Revolusi
Politik Luar Negeri
Ben Perkasa Drajat ; Diplomat; Soekarnois;
Pengajar
di Sekolah Dinas Luar Negeri (Sekdilu) dan Universitas Paramadina
|
KOMPAS,
26 Agustus 2014
BAGAIMANA tampilan
politik luar negeri presiden terpilih Joko Widodo? Dunia menanti arah politik
luar negeri RI. Adakah perubahan substansi, gaya diplomasi, dan lebih asertif
dengan inisiatif-inisiatif baru? Seberapa jauh semangat revolusi mental
memengaruhi diplomasi RI?
Dari visi dan misi
Jokowi-JK tergambar kebijakan utama luar negeri, yaitu kerja sama maritim,
Indonesia sebagai middle power, regionalism beyond ASEAN, dan penguatan
infrastruktur diplomasi. Secara tematik, perlindungan TKI, diplomasi publik,
diplomasi ekonomi dan Palestina merupakan program-program unggulan Presiden
Jokowi.
Isi visi dan misi
tersebut harus dituangkan dalam pernyataan konkret karena selama ini tidak
pernah ada deklarasi prioritas dan agenda foreign policy kita. Inilah yang harus
direvolusi. Pernah ada rencana menyusun semacam buku putih politik luar
negeri 13 tahun lalu di era Presiden Megawati, tetapi lenyap tak berbekas.
Buku putih harus mudah
dipahami, singkat, padat dan jelas. Tak lebih 15-20 halaman. Dari penajaman
buku putih, para duta besar dan semua diplomat diberi panduan teknis
operasional dalam bentuk ”Buku Saku Panduan Kebijakan Luar Negeri RI” yang
terus diperbarui. Gunanya agar semua jajaran diplomasi satu suara, satu nada,
satu pemahaman.
Substansi
Revolusi substansi
dilakukan dalam dua penjuru pemikiran. Pertama, kontinuitas. Komitmen yang
sudah disepakati pemerintahan lama harus dihormati. Program Komunitas ASEAN,
APEC, G-20, WTO, perubahan iklim, inisiatif Chiangmai dan lain-lain yang
on-going harus dilanjutkan.
Kedua, sesuai semangat
perubahan, Presiden Jokowi saya usulkan memiliki agenda kebijakan baru yang
membahana! Ini sesuai dengan harapan publik agar foreign policy Jokowi
menunjukkan harga diri dan kebanggaan nasional.
Karena kerja sama
maritim jadi prioritas, agenda pertama ialah membangun aliansi kelautan baru.

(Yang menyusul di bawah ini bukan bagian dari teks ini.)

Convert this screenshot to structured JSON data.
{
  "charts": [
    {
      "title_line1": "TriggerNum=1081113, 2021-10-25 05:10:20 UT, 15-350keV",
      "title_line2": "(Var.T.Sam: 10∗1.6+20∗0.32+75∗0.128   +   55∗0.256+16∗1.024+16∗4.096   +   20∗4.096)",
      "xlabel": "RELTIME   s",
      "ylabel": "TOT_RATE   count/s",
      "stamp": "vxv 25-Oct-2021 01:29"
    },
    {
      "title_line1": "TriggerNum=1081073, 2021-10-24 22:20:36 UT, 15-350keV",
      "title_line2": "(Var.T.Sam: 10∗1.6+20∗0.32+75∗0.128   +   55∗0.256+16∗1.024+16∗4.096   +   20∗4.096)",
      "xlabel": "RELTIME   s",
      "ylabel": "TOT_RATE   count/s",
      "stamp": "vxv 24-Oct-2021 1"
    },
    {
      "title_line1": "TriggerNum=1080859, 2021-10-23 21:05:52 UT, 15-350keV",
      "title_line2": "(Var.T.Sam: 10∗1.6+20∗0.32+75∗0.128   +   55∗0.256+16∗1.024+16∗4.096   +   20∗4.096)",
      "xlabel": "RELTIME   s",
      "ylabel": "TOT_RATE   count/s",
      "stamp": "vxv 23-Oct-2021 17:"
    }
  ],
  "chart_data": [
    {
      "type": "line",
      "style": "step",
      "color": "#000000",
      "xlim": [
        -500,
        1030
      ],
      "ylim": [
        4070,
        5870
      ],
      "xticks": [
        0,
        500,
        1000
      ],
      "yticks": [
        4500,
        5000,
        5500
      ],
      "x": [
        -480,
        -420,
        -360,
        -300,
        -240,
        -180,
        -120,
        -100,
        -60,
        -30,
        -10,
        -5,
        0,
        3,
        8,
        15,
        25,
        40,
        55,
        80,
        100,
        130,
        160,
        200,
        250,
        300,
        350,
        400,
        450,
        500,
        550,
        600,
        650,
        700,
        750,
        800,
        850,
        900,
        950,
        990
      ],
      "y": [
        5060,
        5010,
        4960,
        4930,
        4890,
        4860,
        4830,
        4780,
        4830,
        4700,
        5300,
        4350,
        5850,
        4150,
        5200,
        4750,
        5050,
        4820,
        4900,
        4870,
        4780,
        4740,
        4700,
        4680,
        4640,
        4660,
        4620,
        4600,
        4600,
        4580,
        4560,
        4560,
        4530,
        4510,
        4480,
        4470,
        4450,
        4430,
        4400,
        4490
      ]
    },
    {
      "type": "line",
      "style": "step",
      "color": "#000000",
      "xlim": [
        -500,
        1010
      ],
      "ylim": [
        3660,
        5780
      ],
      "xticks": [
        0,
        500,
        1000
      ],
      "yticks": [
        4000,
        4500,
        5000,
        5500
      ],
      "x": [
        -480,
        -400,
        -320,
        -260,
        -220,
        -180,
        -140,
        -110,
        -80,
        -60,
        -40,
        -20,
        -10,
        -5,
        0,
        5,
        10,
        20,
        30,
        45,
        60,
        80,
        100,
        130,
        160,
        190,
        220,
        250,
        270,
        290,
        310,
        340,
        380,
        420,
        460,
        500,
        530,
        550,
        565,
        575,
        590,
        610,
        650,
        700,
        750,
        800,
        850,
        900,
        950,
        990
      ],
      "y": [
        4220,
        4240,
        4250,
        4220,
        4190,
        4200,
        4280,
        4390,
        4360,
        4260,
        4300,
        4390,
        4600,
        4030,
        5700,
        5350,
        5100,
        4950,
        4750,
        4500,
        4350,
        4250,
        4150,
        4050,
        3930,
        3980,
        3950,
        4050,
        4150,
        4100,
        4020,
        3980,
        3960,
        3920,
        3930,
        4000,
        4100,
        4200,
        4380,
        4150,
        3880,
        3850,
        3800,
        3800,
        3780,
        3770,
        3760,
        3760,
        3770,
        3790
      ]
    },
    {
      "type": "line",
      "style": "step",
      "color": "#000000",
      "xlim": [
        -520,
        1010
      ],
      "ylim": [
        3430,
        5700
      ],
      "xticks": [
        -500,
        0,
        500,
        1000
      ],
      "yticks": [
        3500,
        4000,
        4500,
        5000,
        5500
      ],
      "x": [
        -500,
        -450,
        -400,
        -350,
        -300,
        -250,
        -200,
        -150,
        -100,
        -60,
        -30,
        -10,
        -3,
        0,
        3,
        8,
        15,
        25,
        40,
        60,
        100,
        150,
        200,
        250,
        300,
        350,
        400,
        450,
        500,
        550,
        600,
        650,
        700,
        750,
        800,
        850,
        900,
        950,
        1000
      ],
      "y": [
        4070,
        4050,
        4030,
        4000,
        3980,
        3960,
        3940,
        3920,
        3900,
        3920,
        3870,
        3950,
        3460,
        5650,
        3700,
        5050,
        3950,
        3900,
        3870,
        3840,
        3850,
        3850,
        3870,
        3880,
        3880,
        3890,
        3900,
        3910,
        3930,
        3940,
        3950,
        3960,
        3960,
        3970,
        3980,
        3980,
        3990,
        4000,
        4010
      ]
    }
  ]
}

Segera realisasikan mekanisme kemaritiman global baru melalui ”The New World Maritime Coalition”.
Dekati semua negara kepulauan (Jepang, Filipina, Inggris, dan lain-lain)
ataupun negara dengan kekuatan maritim global, seperti AS dan Tiongkok, untuk
membahas orde internasional maritim baru.
Deklarasi kelautan
Untuk memulainya,
Indonesia perlu kembali menggaungkan ”Deklarasi Kelautan Indonesia Hebat”.

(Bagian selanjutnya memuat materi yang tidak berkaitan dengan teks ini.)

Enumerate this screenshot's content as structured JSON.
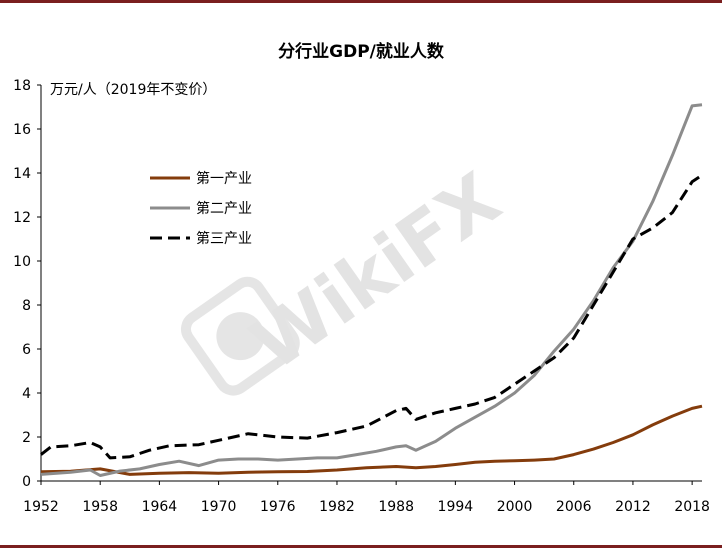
{
  "chart_data": {
    "type": "line",
    "title": "分行业GDP/就业人数",
    "ylabel": "万元/人（2019年不变价）",
    "ylim": [
      0,
      18
    ],
    "yticks": [
      0,
      2,
      4,
      6,
      8,
      10,
      12,
      14,
      16,
      18
    ],
    "xlim": [
      1952,
      2019
    ],
    "xticks": [
      1952,
      1958,
      1964,
      1970,
      1976,
      1982,
      1988,
      1994,
      2000,
      2006,
      2012,
      2018
    ],
    "legend_position": "upper-left",
    "grid": false,
    "series": [
      {
        "name": "第一产业",
        "color": "#843c0c",
        "dash": "solid",
        "x": [
          1952,
          1955,
          1958,
          1961,
          1964,
          1967,
          1970,
          1973,
          1976,
          1979,
          1982,
          1985,
          1988,
          1990,
          1992,
          1994,
          1996,
          1998,
          2000,
          2002,
          2004,
          2006,
          2008,
          2010,
          2012,
          2014,
          2016,
          2018,
          2019
        ],
        "y": [
          0.42,
          0.44,
          0.55,
          0.3,
          0.35,
          0.38,
          0.35,
          0.4,
          0.42,
          0.43,
          0.5,
          0.6,
          0.66,
          0.6,
          0.66,
          0.75,
          0.85,
          0.9,
          0.92,
          0.95,
          1.0,
          1.2,
          1.45,
          1.75,
          2.1,
          2.55,
          2.95,
          3.3,
          3.4
        ]
      },
      {
        "name": "第二产业",
        "color": "#8c8c8c",
        "dash": "solid",
        "x": [
          1952,
          1955,
          1957,
          1958,
          1960,
          1962,
          1964,
          1966,
          1968,
          1970,
          1972,
          1974,
          1976,
          1978,
          1980,
          1982,
          1984,
          1986,
          1988,
          1989,
          1990,
          1991,
          1992,
          1994,
          1996,
          1998,
          2000,
          2002,
          2004,
          2006,
          2008,
          2010,
          2012,
          2014,
          2016,
          2018,
          2019
        ],
        "y": [
          0.3,
          0.4,
          0.5,
          0.25,
          0.45,
          0.55,
          0.75,
          0.9,
          0.7,
          0.95,
          1.0,
          1.0,
          0.95,
          1.0,
          1.05,
          1.05,
          1.2,
          1.35,
          1.55,
          1.6,
          1.4,
          1.6,
          1.8,
          2.4,
          2.9,
          3.4,
          4.0,
          4.8,
          5.9,
          6.9,
          8.2,
          9.7,
          10.9,
          12.7,
          14.8,
          17.05,
          17.1
        ]
      },
      {
        "name": "第三产业",
        "color": "#000000",
        "dash": "dashed",
        "x": [
          1952,
          1953,
          1955,
          1957,
          1958,
          1959,
          1961,
          1963,
          1965,
          1968,
          1970,
          1973,
          1976,
          1979,
          1982,
          1985,
          1988,
          1989,
          1990,
          1992,
          1994,
          1996,
          1998,
          2000,
          2002,
          2004,
          2006,
          2008,
          2010,
          2012,
          2014,
          2016,
          2018,
          2019
        ],
        "y": [
          1.2,
          1.55,
          1.6,
          1.75,
          1.55,
          1.05,
          1.1,
          1.4,
          1.6,
          1.65,
          1.85,
          2.15,
          2.0,
          1.95,
          2.2,
          2.5,
          3.2,
          3.3,
          2.8,
          3.1,
          3.3,
          3.5,
          3.8,
          4.4,
          5.0,
          5.6,
          6.5,
          8.0,
          9.5,
          11.0,
          11.5,
          12.2,
          13.6,
          13.9
        ]
      }
    ]
  }
}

Deklarasi ini menegaskan kedaulatan, kemandirian, dan kepribadian Indonesia
di semua wilayah maritim RI. Saya usulkan nama ”Deklarasi Juanda II”.

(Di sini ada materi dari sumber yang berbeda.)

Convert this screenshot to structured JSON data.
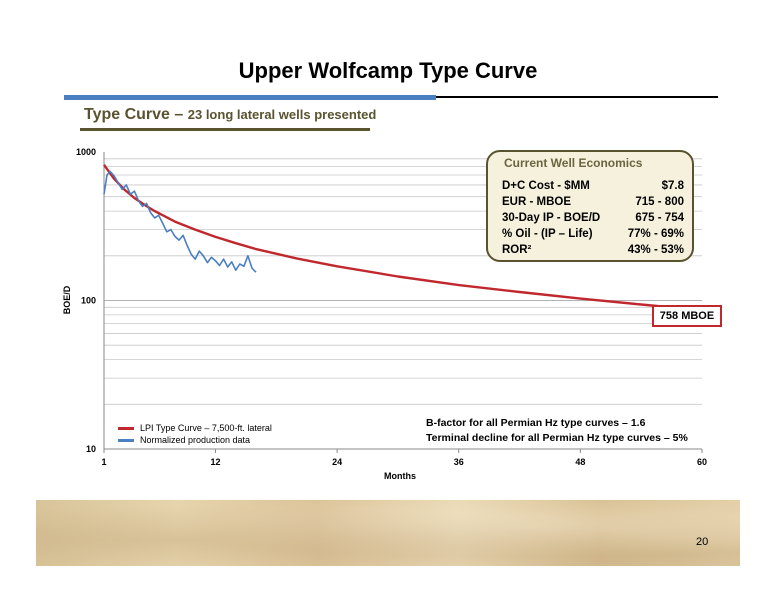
{
  "slide": {
    "title": "Upper Wolfcamp Type Curve",
    "subtitle_main": "Type Curve – ",
    "subtitle_detail": "23 long lateral wells presented",
    "page_number": "20"
  },
  "economics": {
    "title": "Current Well Economics",
    "rows": [
      {
        "label": "D+C Cost - $MM",
        "value": "$7.8"
      },
      {
        "label": "EUR - MBOE",
        "value": "715 - 800"
      },
      {
        "label": "30-Day IP - BOE/D",
        "value": "675 - 754"
      },
      {
        "label": "% Oil - (IP – Life)",
        "value": "77% - 69%"
      },
      {
        "label": "ROR²",
        "value": "43% - 53%"
      }
    ]
  },
  "callout": "758 MBOE",
  "notes": [
    "B-factor for all Permian Hz type curves – 1.6",
    "Terminal decline for all Permian Hz type curves – 5%"
  ],
  "colors": {
    "type_curve": "#c0282d",
    "production": "#4a7fc1"
  },
  "chart_data": {
    "type": "line",
    "xlabel": "Months",
    "ylabel": "BOE/D",
    "x_ticks": [
      1,
      12,
      24,
      36,
      48,
      60
    ],
    "xlim": [
      1,
      60
    ],
    "y_scale": "log",
    "ylim": [
      10,
      1000
    ],
    "y_tick_labels": [
      "10",
      "100",
      "1000"
    ],
    "legend_position": "bottom-left",
    "series": [
      {
        "name": "LPI Type Curve – 7,500-ft. lateral",
        "x": [
          1,
          2,
          3,
          4,
          5,
          6,
          8,
          10,
          12,
          14,
          16,
          20,
          24,
          30,
          36,
          42,
          48,
          54,
          60
        ],
        "y": [
          820,
          660,
          560,
          490,
          440,
          400,
          340,
          300,
          268,
          243,
          222,
          192,
          170,
          145,
          127,
          114,
          103,
          94,
          86
        ]
      },
      {
        "name": "Normalized production data",
        "x": [
          1,
          1.3,
          1.6,
          2,
          2.4,
          2.8,
          3.2,
          3.6,
          4,
          4.4,
          4.8,
          5.2,
          5.6,
          6,
          6.4,
          6.8,
          7.2,
          7.6,
          8,
          8.4,
          8.8,
          9.2,
          9.6,
          10,
          10.4,
          10.8,
          11.2,
          11.6,
          12,
          12.4,
          12.8,
          13.2,
          13.6,
          14,
          14.4,
          14.8,
          15.2,
          15.6,
          16
        ],
        "y": [
          520,
          700,
          740,
          690,
          620,
          560,
          600,
          520,
          545,
          470,
          430,
          450,
          390,
          360,
          375,
          330,
          290,
          300,
          270,
          255,
          275,
          235,
          205,
          190,
          215,
          200,
          180,
          195,
          185,
          172,
          190,
          168,
          182,
          160,
          176,
          170,
          200,
          165,
          155
        ]
      }
    ]
  }
}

Inisiatif unilateral ini penting agar dunia memahami bahwa kita serius soal
kedaulatan, integritas, dan kerja sama maritim baru tersebut.
Opsi inisiatif baru
lainnya sejalan dengan semangat Trisakti. Presiden Jokowi dapat menggulirkan
romantisme ide lama Bung Karno dengan reformatting baru. Presiden Jokowi,
misalnya, dapat menggagas Conference of
the New Emerging Forces (Conefo).
Kaji modalitasnya,
tetapi bentuklah embrio forum dengan menformalkan pengelompokan negara-negara
menengah baru yang sedang populer dengan MINT (Meksiko, Indonesia, Nigeria,
Turki). Ini layer kedua pengelompokan setelah BRICS (Brasil, Rusia, India,
Tiongkok, Afrika Selatan).
Terminologi new emerging forces warisan Bung Karno
ini cocok (agak dicocok-cocokkan) dengan MINT. Presiden Jokowi tinggal
menghubungi kepala pemerintahan Meksiko, Nigeria, dan Turki serta mengusulkan
kemungkinan pembentukan aliansi baru lintas benua ini, sebagaimana BRICS.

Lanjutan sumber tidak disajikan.